Auch die anderen beiden Geheimdienstchefs nutzen die Anhörung zur Eigenwerbung. „Wir haben unsere Lektion gelernt“, sagt BND-Chef Bruno Kahl. Nach der NSA-Krise, die auch eine Datensammelwut des BND offenbarte, arbeite man heute viel zielgerichteter. Kahl warnt vor einer weltweiten „ideologischen Verschiebung“: einer Konfrontation zwischen Demokratien und „aufstrebenden, autoritären Gesellschaftsmodellen“. Hier seien „verlässliche Informationen“, wie sie der BND liefere, umso wichtiger.

MAD-Chef Gramm wiederum verweist auf den Fall Franco A. – den Bundeswehrsoldaten, der als Flüchtling getarnt angeblich Anschläge auf Politiker plante.

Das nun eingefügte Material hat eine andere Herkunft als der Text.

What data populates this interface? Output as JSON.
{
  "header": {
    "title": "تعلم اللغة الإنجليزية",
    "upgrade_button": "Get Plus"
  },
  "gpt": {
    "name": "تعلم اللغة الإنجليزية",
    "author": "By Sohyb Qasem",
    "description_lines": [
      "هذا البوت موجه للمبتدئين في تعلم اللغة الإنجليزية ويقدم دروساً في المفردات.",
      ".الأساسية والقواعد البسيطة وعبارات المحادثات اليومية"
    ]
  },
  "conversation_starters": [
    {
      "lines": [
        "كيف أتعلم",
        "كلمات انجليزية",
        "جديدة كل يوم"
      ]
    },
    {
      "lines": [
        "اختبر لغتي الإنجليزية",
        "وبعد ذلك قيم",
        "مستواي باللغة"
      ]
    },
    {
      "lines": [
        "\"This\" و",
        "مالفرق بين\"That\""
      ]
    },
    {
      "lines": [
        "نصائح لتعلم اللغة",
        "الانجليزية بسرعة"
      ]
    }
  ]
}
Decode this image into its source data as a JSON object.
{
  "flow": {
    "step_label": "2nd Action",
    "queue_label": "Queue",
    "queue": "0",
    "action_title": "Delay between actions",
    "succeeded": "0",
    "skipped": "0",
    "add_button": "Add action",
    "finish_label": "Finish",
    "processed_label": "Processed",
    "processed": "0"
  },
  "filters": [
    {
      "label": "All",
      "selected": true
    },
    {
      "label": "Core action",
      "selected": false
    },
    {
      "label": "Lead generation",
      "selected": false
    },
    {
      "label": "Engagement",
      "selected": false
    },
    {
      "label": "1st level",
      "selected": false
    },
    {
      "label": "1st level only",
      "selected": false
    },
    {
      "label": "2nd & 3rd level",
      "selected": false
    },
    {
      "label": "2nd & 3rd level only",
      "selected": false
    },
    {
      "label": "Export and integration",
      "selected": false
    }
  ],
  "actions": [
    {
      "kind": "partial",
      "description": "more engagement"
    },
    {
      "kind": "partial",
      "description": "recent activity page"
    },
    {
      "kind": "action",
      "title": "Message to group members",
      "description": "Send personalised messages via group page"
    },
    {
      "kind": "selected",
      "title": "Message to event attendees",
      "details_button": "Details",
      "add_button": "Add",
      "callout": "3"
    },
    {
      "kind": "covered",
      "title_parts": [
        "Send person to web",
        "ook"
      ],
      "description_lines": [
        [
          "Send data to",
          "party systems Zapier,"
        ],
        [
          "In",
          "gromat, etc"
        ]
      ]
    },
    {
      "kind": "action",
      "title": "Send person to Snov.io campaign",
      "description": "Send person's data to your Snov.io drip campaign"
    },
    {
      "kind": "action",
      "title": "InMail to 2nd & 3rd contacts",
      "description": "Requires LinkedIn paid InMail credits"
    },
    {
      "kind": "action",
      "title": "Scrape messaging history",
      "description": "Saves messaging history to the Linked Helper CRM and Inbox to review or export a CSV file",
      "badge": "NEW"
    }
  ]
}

Der Fall habe gezeigt, wie wichtig seine Behörde sei, um solche Vorhaben zu vereiteln. Und auch Gramm wirbt dabei um „nachrichtendienstliche Mittel“. Nur so könne man einer Radikalisierung von Soldaten nach ihrer Sicherheitsüberprüfung nachspüren.

Die bisherigen Fallzahlen sind laut Gramm indes überschaubar: „Um die fünf“ Extremisten habe es im vergangenen Jahr in der Bundeswehr gegeben. Es sei aber ein „neuer Graubereich“ entstanden, warnt der Präsident: eine „intellektuell angehauchte neue Rechte“, deren Extremismus schwerer zu erkennen sei. Auch dies sei eine neue „Herausforderung“.